The Wall Street bean counter who trashed America's global credit reputation is a New Yorker who never studied economics, majored in literature and philosophy, and has a master's in English lit.
Yet John Chambers, 55, who lives with his wife, daughter and two dogs on Riverside Drive, has became the stern public face of Standard & Poor's, the private agency that wreaked havoc Friday night by notching down the nation's credit to double-A from triple-A.
The decision by unlikely S&P big John Chambers, who has a master's in English literature, will have a huge impact on the world economy.
Chambers grew up outside Kansas City, Kan., and went to liberal Grinnell College in Iowa, where he was a star on the swim team, ranking eighth in school history in the 1,000-meter freestyle.
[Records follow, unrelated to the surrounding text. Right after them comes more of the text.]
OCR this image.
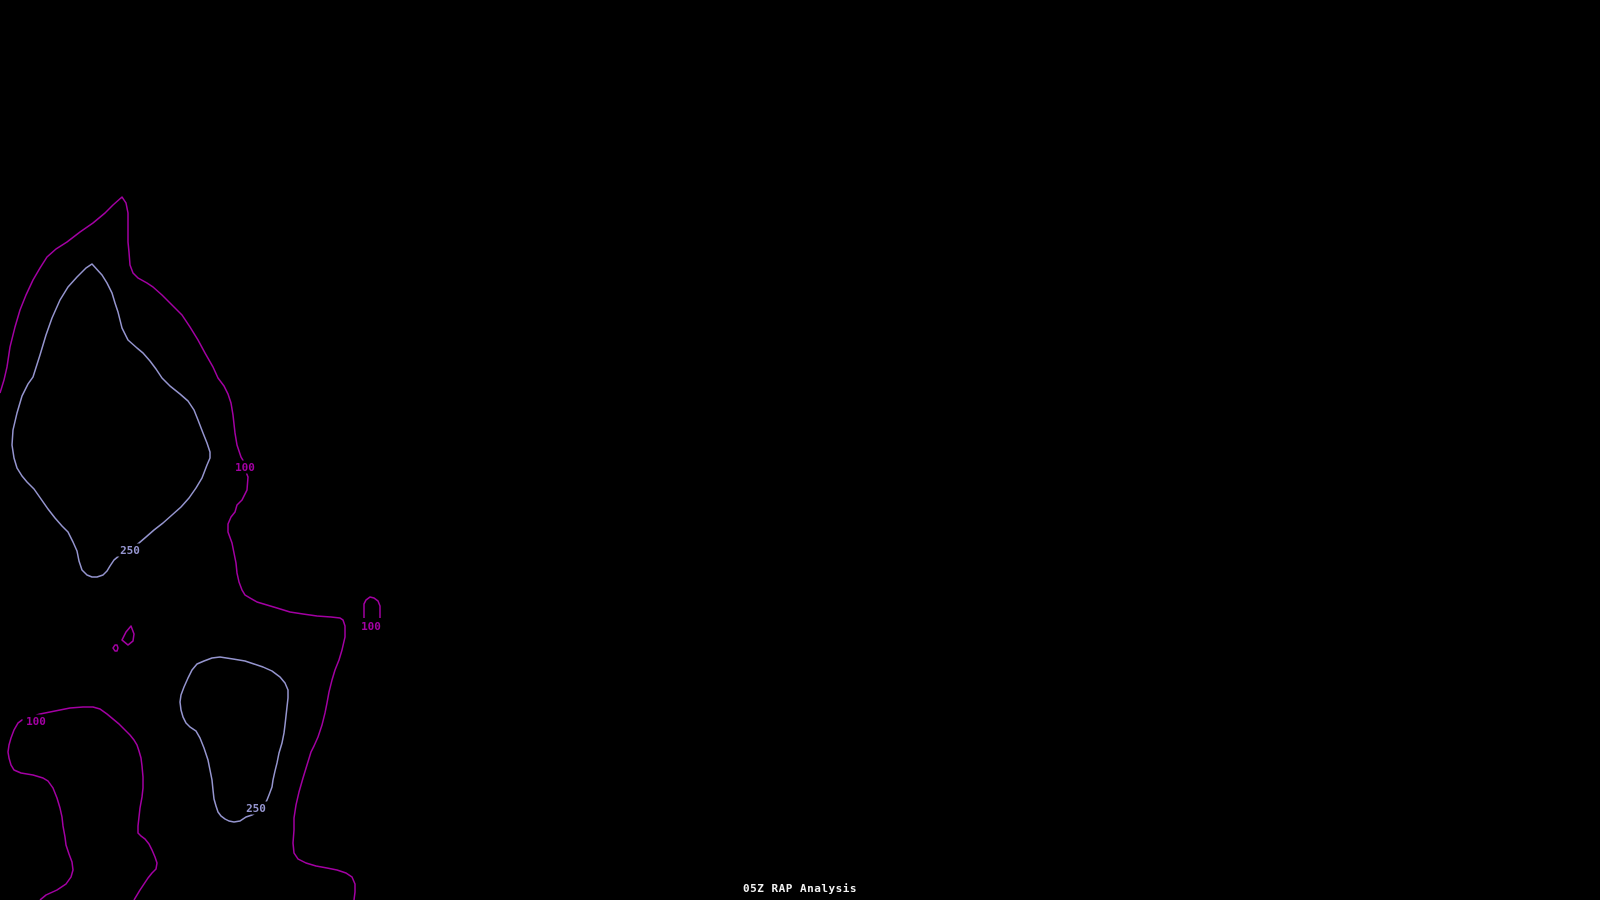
100
250
100
100
250
05Z RAP Analysis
After graduating in 1977 with a bachelor of arts in literature and philosophy, he went Ivy League, enrolling at Columbia University, where he got a master's degree in English literature. His first big job in finance seems to have been in the international department of European-American Bank, where he eventually rose from management trainee to vice president.
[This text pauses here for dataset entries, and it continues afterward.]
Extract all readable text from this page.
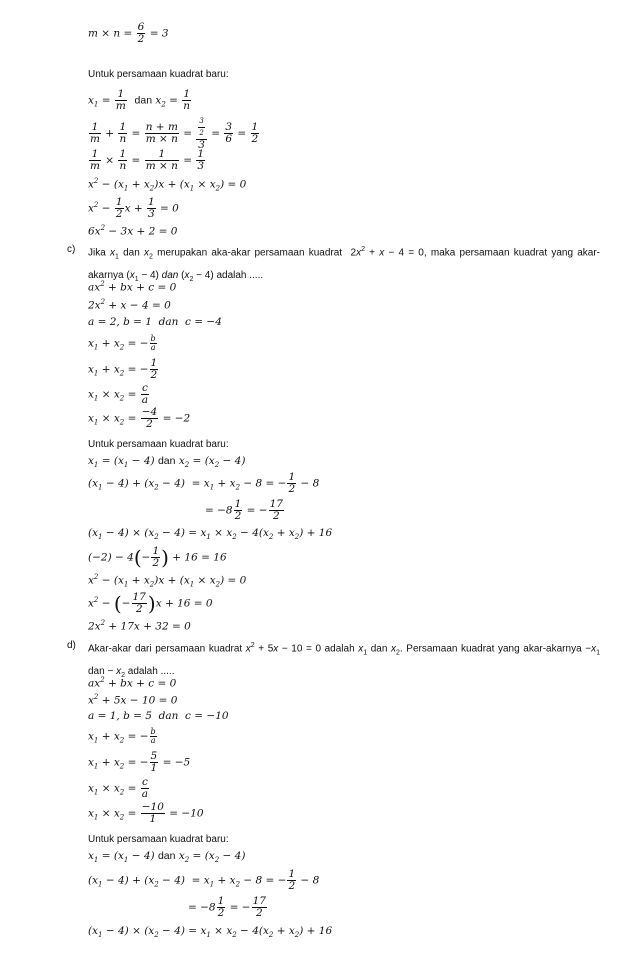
$m \times n = \frac{6}{2} = 3$
Untuk persamaan kuadrat baru:
$x_1 = \frac{1}{m}$ dan $x_2 = \frac{1}{n}$
$\frac{1}{m} + \frac{1}{n} = \frac{n + m}{m \times n} = \frac{\frac{3}{2}}{3} = \frac{3}{6} = \frac{1}{2}$
$\frac{1}{m} \times \frac{1}{n} = \frac{1}{m \times n} = \frac{1}{3}$
$x^2 - (x_1 + x_2)x + (x_1 \times x_2) = 0$
$x^2 - \frac{1}{2}$ $x + \frac{1}{3} = 0$
$6x^2 - 3x + 2 = 0$
$ax^2$ + bx + c = 0
$2x^2 + x - 4 = 0$
a = 2, b = 1  dan  c = −4
$x_1 + x_2$ = − $\frac{b}{a}$
$x_1 + x_2$ = − $\frac{1}{2}$
$x_1 \times x_2 = \frac{c}{a}$
$x_1 \times x_2 = \frac{-4}{2} = -2$
Untuk persamaan kuadrat baru:
$x_1 = (x_1 - 4)$ dan $x_2 = (x_2 - 4)$
$(x_1 - 4) + (x_2 - 4) = x_1 + x_2 - 8$ = − $\frac{1}{2} - 8$
= $-8 \frac{1}{2}$ = − $\frac{17}{2}$
$(x_1 - 4) \times (x_2 - 4) = x_1 \times x_2 - 4(x_2 + x_2) + 16$
$(-2) - 4(- \frac{1}{2}$ ) + 16 = 16
$x^2 - (x_1 + x_2)x + (x_1 \times x_2) = 0$
$x^2$ − (− $\frac{17}{2} )x + 16 = 0$
$2x^2 + 17x + 32 = 0$
$ax^2$ + bx + c = 0
$x^2 + 5x - 10 = 0$
a = 1, b = 5  dan  c = −10
$x_1 + x_2$ = − $\frac{b}{a}$
$x_1 + x_2$ = − $\frac{5}{1} = -5$
$x_1 \times x_2 = \frac{c}{a}$
$x_1 \times x_2 = \frac{-10}{1} = -10$
Untuk persamaan kuadrat baru:
$x_1 = (x_1 - 4)$ dan $x_2 = (x_2 - 4)$
$(x_1 - 4) + (x_2 - 4) = x_1 + x_2 - 8$ = − $\frac{1}{2} - 8$
= $-8 \frac{1}{2}$ = − $\frac{17}{2}$
$(x_1 - 4) \times (x_2 - 4) = x_1 \times x_2 - 4(x_2 + x_2) + 16$
c) Jika $x_1$ dan $x_2$ merupakan aka-akar persamaan kuadrat  $2x^2 + x - 4 = 0$, maka persamaan kuadrat yang akar-akarnya $(x_1 - 4)$ dan $(x_2 - 4)$ adalah .....
d) Akar-akar dari persamaan kuadrat $x^2 + 5x - 10 = 0$ adalah $x_1$ dan $x_2$. Persamaan kuadrat yang akar-akarnya $-x_1$ dan − $x_2$ adalah .....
But it isn't clear exactly where Chambers' path took a sharp turn from a world of books and ideas to one of dollars and cents.
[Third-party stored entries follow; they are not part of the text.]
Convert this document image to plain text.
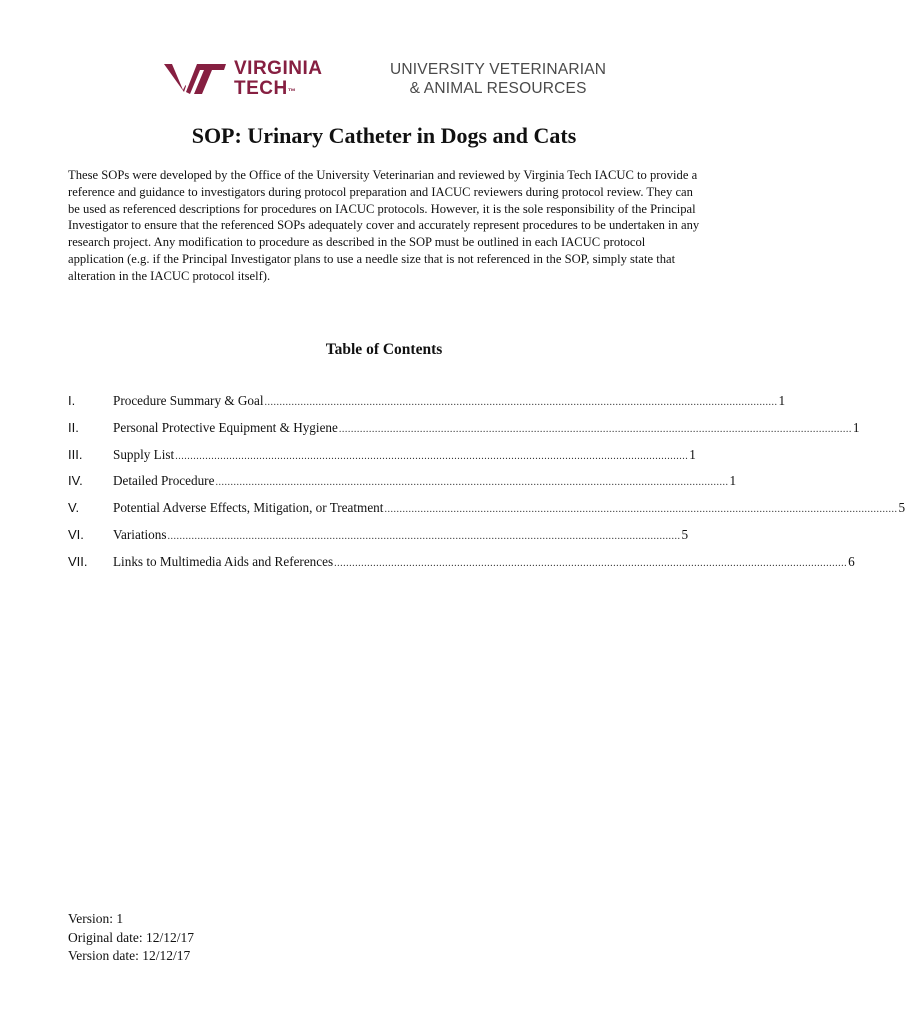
VIRGINIA
TECH™
UNIVERSITY VETERINARIAN
& ANIMAL RESOURCES
SOP: Urinary Catheter in Dogs and Cats

These SOPs were developed by the Office of the University Veterinarian and reviewed by Virginia Tech IACUC to provide a reference and guidance to investigators during protocol preparation and IACUC reviewers during protocol review. They can be used as referenced descriptions for procedures on IACUC protocols. However, it is the sole responsibility of the Principal Investigator to ensure that the referenced SOPs adequately cover and accurately represent procedures to be undertaken in any research project. Any modification to procedure as described in the SOP must be outlined in each IACUC protocol application (e.g. if the Principal Investigator plans to use a needle size that is not referenced in the SOP, simply state that alteration in the IACUC protocol itself).

Table of Contents
I.	Procedure Summary & Goal ........................................................................................................................................................................... 1
II.	Personal Protective Equipment & Hygiene ........................................................................................................................................................................... 1
III.	Supply List ........................................................................................................................................................................... 1
IV.	Detailed Procedure ........................................................................................................................................................................... 1
V.	Potential Adverse Effects, Mitigation, or Treatment ........................................................................................................................................................................... 5
VI.	Variations ........................................................................................................................................................................... 5
VII.	Links to Multimedia Aids and References ........................................................................................................................................................................... 6
Version: 1
Original date: 12/12/17
Version date: 12/12/17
David Wargin, an S&P spokesman, told The Post that Chambers, a chartered financial analyst, chairs the agency's sovereign-rating committee, made up of "senior sovereign analysts" with various backgrounds. But Wargin wouldn't say whether the committee was in disagreement over the US downgrade. Chambers declined to be interviewed for this story, and his wife backed her man, telling The Post, "I go on the wisdom of the people involved, including my husband."